Modification of the rudder is the best improvement, by far, that I have made to my boat. The difference is amazing. There are two ways of changing the rudder. One is modifying what you have and the second is building a new one.
If you want to modify your rudder, you want to add to the front edge. You want to add about 2 1/2 inches. This will give you the benefits of increased area and a balanced rudder. The original rudder has its axis (of rotation on its pintles) about 1 1/2 inches AHEAD of the front of the rudder. Adding 2 1/2 inches gives a rudder that has its axis one inch BEHIND the front of the rudder. This makes a fantastic difference. One way to add this is to shape a piece of wood that you epoxy putty to the front edge of the rudder. Then glass over the wood and back onto the original rudder. Another way is to wax two pieces of masonite and clamp these (one on each side) to the rudder so the cavity can be filled with resin and cloth to extend the front edge. After this cures it is sanded to a fair curve on the front edge. Remember you want a very good aerodynamic shape.

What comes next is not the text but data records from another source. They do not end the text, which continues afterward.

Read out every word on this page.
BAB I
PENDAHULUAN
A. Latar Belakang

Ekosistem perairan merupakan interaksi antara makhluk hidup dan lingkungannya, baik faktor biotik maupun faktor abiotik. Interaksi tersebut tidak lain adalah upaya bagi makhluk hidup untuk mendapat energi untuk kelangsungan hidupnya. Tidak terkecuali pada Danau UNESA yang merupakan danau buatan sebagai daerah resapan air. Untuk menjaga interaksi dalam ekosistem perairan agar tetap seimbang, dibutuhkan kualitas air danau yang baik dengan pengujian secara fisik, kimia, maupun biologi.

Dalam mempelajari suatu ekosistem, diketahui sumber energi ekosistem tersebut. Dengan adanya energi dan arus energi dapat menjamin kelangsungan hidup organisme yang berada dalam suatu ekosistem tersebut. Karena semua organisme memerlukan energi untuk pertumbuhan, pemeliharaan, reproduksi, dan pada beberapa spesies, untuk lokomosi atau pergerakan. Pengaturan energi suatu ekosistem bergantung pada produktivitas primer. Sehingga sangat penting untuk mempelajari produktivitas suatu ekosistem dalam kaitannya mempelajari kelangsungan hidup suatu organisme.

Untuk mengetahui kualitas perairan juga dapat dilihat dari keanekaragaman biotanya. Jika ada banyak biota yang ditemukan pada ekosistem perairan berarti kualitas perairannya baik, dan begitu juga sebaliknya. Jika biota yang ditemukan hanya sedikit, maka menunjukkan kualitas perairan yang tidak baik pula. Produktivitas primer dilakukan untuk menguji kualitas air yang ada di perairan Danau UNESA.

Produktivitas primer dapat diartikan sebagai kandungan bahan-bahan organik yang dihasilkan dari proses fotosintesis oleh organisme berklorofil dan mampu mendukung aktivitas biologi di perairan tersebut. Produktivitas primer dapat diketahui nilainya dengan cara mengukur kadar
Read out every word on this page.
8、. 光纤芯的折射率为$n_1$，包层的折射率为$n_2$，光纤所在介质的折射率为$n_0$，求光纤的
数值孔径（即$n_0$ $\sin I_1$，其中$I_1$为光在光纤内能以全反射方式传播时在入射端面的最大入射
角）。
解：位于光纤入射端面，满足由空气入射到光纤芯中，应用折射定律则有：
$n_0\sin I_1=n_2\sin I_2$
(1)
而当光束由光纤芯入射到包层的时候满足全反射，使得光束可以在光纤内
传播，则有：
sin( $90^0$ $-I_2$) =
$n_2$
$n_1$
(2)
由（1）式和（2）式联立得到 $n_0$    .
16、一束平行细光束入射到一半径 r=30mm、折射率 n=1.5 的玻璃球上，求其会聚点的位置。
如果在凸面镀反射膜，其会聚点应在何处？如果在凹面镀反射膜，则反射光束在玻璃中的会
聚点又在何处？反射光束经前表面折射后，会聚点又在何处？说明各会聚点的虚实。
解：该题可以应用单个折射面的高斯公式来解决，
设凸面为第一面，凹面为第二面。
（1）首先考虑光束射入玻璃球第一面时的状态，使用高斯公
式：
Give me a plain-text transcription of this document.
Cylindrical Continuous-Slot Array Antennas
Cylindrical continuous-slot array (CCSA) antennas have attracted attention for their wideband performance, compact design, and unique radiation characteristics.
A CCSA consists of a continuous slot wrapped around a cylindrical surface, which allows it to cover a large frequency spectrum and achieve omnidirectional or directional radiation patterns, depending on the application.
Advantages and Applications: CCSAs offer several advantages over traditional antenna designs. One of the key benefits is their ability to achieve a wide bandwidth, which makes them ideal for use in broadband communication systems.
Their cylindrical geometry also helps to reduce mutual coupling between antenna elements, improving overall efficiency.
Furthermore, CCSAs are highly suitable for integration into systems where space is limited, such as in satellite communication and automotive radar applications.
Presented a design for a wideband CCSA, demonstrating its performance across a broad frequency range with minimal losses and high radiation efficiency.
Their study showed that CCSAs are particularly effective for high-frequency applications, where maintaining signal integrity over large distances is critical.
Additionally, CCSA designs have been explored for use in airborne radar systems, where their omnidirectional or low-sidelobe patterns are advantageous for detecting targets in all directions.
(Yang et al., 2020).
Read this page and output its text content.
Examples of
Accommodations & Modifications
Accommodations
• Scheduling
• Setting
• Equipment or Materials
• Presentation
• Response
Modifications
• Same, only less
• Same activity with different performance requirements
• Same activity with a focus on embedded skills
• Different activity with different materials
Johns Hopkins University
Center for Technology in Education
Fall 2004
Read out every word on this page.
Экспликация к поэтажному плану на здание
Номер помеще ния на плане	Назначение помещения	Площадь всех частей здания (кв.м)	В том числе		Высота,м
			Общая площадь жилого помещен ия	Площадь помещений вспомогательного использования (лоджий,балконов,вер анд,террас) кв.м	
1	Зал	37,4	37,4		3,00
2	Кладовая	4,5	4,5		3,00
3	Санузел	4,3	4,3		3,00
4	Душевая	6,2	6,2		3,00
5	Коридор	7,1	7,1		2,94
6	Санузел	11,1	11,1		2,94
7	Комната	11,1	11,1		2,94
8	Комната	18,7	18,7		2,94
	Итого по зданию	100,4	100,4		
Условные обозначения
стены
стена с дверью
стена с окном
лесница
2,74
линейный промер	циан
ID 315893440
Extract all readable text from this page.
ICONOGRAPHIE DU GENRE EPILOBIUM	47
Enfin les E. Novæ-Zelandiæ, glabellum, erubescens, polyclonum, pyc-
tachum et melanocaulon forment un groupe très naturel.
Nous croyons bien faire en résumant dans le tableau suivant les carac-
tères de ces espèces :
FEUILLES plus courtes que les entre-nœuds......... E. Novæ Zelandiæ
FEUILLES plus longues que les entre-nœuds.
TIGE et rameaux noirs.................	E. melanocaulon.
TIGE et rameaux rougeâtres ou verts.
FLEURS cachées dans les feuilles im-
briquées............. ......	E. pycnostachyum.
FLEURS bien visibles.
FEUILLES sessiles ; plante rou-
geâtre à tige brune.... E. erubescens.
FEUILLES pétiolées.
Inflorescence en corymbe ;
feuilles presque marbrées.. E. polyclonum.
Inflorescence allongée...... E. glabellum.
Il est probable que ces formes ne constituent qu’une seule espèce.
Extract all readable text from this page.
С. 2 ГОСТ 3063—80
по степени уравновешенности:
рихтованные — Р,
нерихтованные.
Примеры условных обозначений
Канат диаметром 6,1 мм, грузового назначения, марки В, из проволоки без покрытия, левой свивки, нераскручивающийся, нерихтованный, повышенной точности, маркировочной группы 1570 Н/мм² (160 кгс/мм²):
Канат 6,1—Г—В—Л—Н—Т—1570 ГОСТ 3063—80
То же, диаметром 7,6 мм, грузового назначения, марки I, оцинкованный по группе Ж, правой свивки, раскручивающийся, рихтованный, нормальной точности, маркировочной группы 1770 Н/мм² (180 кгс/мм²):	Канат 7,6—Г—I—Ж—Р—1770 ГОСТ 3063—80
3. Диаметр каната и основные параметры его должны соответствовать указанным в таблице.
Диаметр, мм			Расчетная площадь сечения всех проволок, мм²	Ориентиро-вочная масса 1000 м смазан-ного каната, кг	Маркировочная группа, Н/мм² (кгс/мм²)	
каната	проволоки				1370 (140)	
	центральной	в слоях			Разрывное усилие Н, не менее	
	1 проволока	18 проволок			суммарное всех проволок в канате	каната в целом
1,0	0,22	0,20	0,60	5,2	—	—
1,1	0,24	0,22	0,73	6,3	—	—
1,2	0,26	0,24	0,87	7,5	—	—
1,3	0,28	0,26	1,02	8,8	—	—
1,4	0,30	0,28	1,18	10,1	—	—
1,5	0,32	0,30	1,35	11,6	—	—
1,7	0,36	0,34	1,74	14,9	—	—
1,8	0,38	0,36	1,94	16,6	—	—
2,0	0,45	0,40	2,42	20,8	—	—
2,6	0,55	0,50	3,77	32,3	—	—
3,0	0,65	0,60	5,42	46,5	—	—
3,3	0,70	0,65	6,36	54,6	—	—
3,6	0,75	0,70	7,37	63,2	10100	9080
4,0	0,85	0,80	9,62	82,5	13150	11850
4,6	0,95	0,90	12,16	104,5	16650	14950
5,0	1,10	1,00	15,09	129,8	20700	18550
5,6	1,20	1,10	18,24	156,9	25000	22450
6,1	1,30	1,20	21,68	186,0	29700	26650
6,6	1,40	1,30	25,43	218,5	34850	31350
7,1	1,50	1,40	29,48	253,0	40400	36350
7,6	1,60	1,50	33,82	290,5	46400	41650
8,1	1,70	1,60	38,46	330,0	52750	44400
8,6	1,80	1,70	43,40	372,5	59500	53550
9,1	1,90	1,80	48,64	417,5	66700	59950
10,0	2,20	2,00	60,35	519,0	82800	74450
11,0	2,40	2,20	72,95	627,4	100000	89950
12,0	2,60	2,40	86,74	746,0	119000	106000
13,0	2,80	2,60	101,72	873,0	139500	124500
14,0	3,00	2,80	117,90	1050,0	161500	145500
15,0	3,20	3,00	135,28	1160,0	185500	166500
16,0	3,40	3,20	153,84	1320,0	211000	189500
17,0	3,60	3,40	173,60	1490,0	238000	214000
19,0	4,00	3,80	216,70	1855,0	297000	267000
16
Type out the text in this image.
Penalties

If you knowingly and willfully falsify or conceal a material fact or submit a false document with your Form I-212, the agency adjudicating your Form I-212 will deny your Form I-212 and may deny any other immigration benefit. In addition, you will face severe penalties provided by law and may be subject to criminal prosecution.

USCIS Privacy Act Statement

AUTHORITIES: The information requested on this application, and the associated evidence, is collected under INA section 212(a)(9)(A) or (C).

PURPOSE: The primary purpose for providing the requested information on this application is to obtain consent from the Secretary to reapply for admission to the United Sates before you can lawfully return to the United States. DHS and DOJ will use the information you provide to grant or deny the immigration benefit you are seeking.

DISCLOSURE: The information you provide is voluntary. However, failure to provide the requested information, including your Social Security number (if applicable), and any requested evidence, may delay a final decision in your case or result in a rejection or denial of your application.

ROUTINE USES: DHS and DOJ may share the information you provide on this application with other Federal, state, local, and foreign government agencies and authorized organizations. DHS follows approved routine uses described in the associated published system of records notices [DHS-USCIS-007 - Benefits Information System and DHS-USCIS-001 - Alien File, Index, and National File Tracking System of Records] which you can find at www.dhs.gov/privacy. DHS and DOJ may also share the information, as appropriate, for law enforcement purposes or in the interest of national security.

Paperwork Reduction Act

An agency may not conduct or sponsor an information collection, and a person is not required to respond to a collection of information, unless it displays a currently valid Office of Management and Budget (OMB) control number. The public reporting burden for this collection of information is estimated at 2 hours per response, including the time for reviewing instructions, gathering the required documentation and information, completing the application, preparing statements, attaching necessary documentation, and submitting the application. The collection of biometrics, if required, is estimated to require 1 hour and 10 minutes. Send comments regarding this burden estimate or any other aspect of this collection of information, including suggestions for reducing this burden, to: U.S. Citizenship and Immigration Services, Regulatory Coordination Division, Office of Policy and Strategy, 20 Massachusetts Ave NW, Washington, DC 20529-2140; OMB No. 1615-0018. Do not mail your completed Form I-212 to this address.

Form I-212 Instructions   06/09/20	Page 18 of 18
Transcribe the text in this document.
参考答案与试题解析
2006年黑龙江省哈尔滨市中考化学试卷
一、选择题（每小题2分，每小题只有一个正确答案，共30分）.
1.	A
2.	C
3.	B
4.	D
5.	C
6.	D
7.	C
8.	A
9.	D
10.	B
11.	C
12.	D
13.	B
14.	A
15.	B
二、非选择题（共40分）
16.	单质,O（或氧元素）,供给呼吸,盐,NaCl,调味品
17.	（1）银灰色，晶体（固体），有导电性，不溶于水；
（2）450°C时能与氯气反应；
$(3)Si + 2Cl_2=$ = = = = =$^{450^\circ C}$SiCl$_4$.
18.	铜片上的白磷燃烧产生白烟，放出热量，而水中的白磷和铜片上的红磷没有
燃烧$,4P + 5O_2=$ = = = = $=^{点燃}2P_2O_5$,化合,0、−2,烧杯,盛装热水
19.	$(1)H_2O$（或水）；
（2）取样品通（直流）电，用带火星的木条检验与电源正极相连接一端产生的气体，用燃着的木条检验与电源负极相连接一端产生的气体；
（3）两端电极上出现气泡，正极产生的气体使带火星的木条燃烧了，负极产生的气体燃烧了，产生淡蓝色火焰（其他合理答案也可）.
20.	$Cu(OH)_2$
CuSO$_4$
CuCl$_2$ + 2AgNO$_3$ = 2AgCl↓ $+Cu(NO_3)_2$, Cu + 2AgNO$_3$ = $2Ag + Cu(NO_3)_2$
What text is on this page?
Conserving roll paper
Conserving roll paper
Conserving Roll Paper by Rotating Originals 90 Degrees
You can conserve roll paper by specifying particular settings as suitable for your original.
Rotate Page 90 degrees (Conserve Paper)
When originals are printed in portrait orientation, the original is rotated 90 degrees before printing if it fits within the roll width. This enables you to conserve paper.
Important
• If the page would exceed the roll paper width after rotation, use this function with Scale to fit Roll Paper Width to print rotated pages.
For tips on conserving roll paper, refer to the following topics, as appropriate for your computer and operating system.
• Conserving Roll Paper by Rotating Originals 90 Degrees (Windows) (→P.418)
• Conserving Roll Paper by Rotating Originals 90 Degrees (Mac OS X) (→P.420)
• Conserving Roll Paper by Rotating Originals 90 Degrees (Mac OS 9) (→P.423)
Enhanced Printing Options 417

The second way to improve your rudder is to build a new one. I built one last year as an experiment. I made it the same width (11 1/2") and increased the length 10 inches. I tested it on a day when there were strong puffs. I could heal the boat way over without loss of control. I had the chainplates in the water and their wake was splashing on the cabin windows. I not only could hold course I could head down if I wished. The tiller moved with only a little pressure and the boat responded instantly. This was more control than I wanted and decided to cut off 6 inches. The rudder is now 4 inches deeper than the original and has a square bottom. I find this rudder is much superior to the original. Since I moved the area 2 1/2 inches further forward the steering is very light. I shaped my rudder carefully to give it the proper shape for minimum drag and the most resistance to stall.
The photo with this article shows the original rudder next to the new one. The original has a notch (which I ground) in the front edge which allowed the rudder to swing down further. The original also has 1" added to the front. This moved the area forward resulting in a lighter helm but didn't make it more powerful. (It still rounded up) The new one is four inches deeper than the original and has the same shape all the way to the bottom.